Correction: The average teachers salary at Birmingham Public Schools in 2010-11 was $75,323.07, district officials said Jan. 31. The original version of this story incorrectly stated that Birmingham had the highest average teacher salary in the state, at $94,703. This number was provided by the Michigan Department of Education, however district officials said this week that salary data had been mis-reported to the state in 2011.

laplateau January 31, 2013 at 03:17 PM
Lee...again, great points for our liberal friends to ponder.
Jeannette Pryciak Capote February 01, 2013 at 12:12 AM
You seem to forget all the evenings and weekends they work which more than make up for the holidays that they have off. Many of my teacher friends spent the last 3 day weekend entering report card grades... not going on a weekend trip with their families like anyone else who may have had a long weekend. You just don't want to give credit where credit is due.

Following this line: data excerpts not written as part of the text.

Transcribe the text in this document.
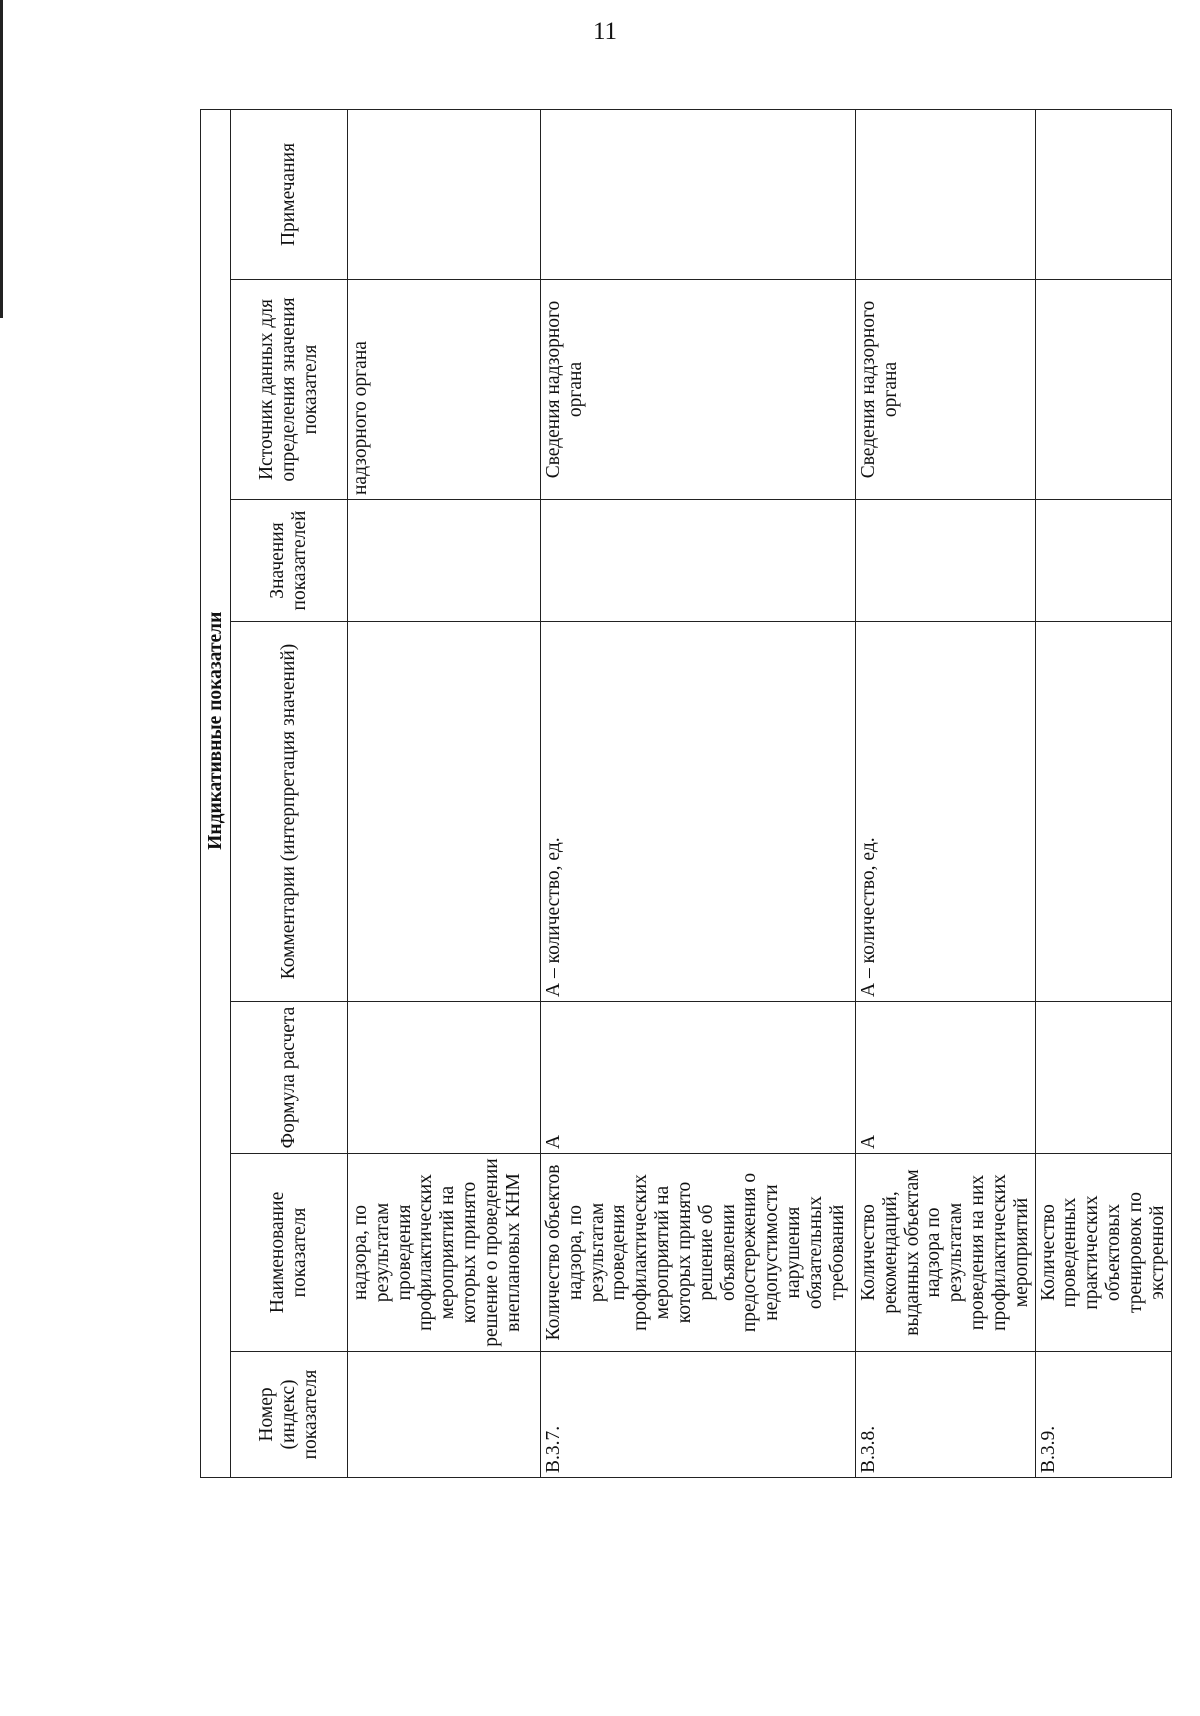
11
	Индикативные показатели					
Номер (индекс) показателя	Наименование показателя	Формула расчета	Комментарии (интерпретация значений)	Значения показателей	Источник данных для определения значения показателя	Примечания
	надзора, по результатам проведения профилактических мероприятий на которых принято решение о проведении внеплановых КНМ				надзорного органа	
В.3.7.	Количество объектов надзора, по результатам проведения профилактических мероприятий на которых принято решение об объявлении предостережения о недопустимости нарушения обязательных требований	А	А – количество, ед.		Сведения надзорного органа	
В.3.8.	Количество рекомендаций, выданных объектам надзора по результатам проведения на них профилактических мероприятий	А	А – количество, ед.		Сведения надзорного органа	
В.3.9.	Количество проведенных практических объектовых тренировок по экстренной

Lee Jacobsen February 01, 2013 at 11:55 PM
Jeannette, In today's equalized wealth society, it is great that teachers , the good ones, go the extra mile and put in extra hours to do a better job. Not all teachers go the extra mile. Many teachers have assistants that we don't even hear about. I work 75 hours a week, make more that a teacher does, but take a lot more risk as well. A tenured teacher has no risk. Read more here. http://www.time.com/time/nation/article/0,8599,1859505,00.html It is irksome to work extremely hard, and then be expected to support the folk that don't choose, or by circumstance, can't work as hard. Is that my fault that their choice results in my paying their way via higher taxes? My point? If you want more, then work harder. Many do, and are taxed more as a result. Is this fair? Everyone should pay the same percentage of tax on income, that is fair. If you want to coast, get a 'liver' diability like many folk do in Detroit and don't work at all. Vote for the Dems to keep the same benefits coming. After 65 years of Detroit run by the Dems, look at the results. Deplorable. Why no change? Would you change a system if you didn't have to work, made almost as much as a teacher, paid no taxes, and it was all given to you by the govt? Time to clean house, reward the good teachers, fire the bad ones, and force non-working folk to do something to earn the free govt handouts. Harsh? Teachers can't pay all the taxes. Where is a USA budget?
laplateau February 02, 2013 at 04:20 AM
Lee, again, you make excellent points to consider. Thanks
City of Dearborn February 02, 2013 at 04:27 AM
Hi everyone - just so you know, it has been discovered that the statistics on the average salary of Birmingham teachers were reported incorrectly by the district to the state, resulting in incorrect numbers coming from the Michigan Department of Education. A correction with the accurate average salary has been noted in the article.